E si registra anche quella più prudente della Fp Cgil Vigili del Fuoco, il cui coordinatore nazionale Mauro Giulianella ha così commentato la notizia: “Una risposta positiva, che adesso va chiusa e concretizzata”.

L’esponente sindacale ha poi proseguito:

“Seguiamo con molta attenzione l’iter conclusivo della legge di Bilancio e apprezziamo il grande lavoro fatto sino ad oggi dal governo per la valorizzazione economica e previdenziale del personale del Corpo nazionale dei Vigili del Fuoco”.

Vigili del fuoco, la questione della mobilità

D’altra parte le questioni che rimangono aperte per i Vigili non sono poche.
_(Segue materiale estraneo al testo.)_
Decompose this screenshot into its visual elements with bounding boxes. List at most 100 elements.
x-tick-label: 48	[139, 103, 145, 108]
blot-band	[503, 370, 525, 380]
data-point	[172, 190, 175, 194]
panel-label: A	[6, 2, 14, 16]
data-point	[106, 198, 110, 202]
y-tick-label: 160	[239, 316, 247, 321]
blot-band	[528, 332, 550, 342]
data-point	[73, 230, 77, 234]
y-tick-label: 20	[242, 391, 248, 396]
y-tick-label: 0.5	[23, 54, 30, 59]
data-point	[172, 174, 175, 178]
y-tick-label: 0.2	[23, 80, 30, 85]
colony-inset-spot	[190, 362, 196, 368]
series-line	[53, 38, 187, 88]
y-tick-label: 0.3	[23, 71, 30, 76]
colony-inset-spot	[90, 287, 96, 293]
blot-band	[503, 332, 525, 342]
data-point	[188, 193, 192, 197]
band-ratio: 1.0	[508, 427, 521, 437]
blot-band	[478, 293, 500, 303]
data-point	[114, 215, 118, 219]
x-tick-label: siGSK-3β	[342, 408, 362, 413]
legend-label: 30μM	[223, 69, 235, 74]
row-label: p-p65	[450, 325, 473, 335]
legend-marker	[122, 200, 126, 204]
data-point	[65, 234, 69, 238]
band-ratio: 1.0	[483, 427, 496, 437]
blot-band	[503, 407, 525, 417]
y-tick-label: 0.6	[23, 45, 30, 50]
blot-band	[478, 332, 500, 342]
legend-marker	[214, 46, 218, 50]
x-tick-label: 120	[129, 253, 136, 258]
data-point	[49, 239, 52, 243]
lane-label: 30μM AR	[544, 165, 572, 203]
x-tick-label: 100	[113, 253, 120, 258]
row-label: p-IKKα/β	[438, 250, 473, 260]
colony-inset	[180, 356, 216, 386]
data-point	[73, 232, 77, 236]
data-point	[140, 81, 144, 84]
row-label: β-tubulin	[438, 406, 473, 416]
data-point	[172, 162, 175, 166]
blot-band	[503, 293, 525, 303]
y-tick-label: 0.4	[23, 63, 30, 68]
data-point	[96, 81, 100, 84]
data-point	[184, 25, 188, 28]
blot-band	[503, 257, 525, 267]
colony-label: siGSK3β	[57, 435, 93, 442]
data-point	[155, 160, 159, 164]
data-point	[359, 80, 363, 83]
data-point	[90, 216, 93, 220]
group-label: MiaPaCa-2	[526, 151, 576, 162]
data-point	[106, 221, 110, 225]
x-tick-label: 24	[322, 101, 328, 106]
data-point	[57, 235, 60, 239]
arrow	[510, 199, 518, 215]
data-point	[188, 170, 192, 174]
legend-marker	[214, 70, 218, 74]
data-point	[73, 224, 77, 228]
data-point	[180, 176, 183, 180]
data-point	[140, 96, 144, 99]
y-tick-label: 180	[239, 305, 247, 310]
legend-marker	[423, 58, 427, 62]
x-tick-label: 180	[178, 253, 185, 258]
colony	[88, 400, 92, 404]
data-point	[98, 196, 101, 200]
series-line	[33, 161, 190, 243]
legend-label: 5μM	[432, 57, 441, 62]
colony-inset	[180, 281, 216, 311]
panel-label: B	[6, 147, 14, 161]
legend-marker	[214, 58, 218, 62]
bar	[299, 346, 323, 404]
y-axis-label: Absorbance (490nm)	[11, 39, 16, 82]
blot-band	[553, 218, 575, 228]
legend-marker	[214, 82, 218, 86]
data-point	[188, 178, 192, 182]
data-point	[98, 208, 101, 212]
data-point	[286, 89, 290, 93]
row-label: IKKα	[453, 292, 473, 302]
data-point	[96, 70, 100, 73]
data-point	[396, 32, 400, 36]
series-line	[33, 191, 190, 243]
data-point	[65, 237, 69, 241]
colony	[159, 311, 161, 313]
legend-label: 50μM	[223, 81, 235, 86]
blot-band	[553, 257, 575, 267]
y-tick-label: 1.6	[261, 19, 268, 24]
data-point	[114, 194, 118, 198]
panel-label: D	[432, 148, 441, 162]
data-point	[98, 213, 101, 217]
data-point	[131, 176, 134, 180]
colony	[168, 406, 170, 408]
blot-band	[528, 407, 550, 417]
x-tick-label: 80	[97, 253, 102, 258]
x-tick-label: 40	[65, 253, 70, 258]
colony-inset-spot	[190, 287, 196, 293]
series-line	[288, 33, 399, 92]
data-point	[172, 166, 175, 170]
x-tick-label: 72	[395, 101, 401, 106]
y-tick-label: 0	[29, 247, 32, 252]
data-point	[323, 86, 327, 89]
Per fare un esempio si può citare la lettera che Cgil, Cisl e Uil hanno inviato lo scorso 6 dicembre al ministro dell’Interno Luciana Lamorgese con la richiesta di una modifica urgente della norma che regola la mobilità di sede dei VVFF, imponendo un minimo di 5 anni di permanenza.

A detta delle organizzazioni sindacali l’articolo 6, comma 3, punto 2 del Decreto legislativo 127 dello scorso anno “potrebbe compromettere il delicato sistema delle mobilità, danneggiando non solo i colleghi con maggiore anzianità di servizio ma inficiando, in via generale,la tutela dei diritti del personale interessato”.

Il decreto in questione è stato fortemente osteggiato dalla parte sindacale che lo ha ritenuto un passaggio dalla fase della contrattazione a quella della semplice consultazione e informazione.

Ma soprattutto interviene su un Corpo notoriamente sotto organico e con un personale di età avanzata per le mansioni che deve svolgere. Di qui il riferimento che si trova in una nota della Fp Cgil a: “Qualche soldo in più, tanti diritti in meno gli stessi diritti che oggi il personale Vigile del Fuoco chiede a gran voce di garantire”.

È evidente che il tema della mobilità rimanda a quello della necessità di nuove assunzioni. Questo il motivo per il quale l’aumento di risorse per gli stipendi non può essere considerato che un primo passo.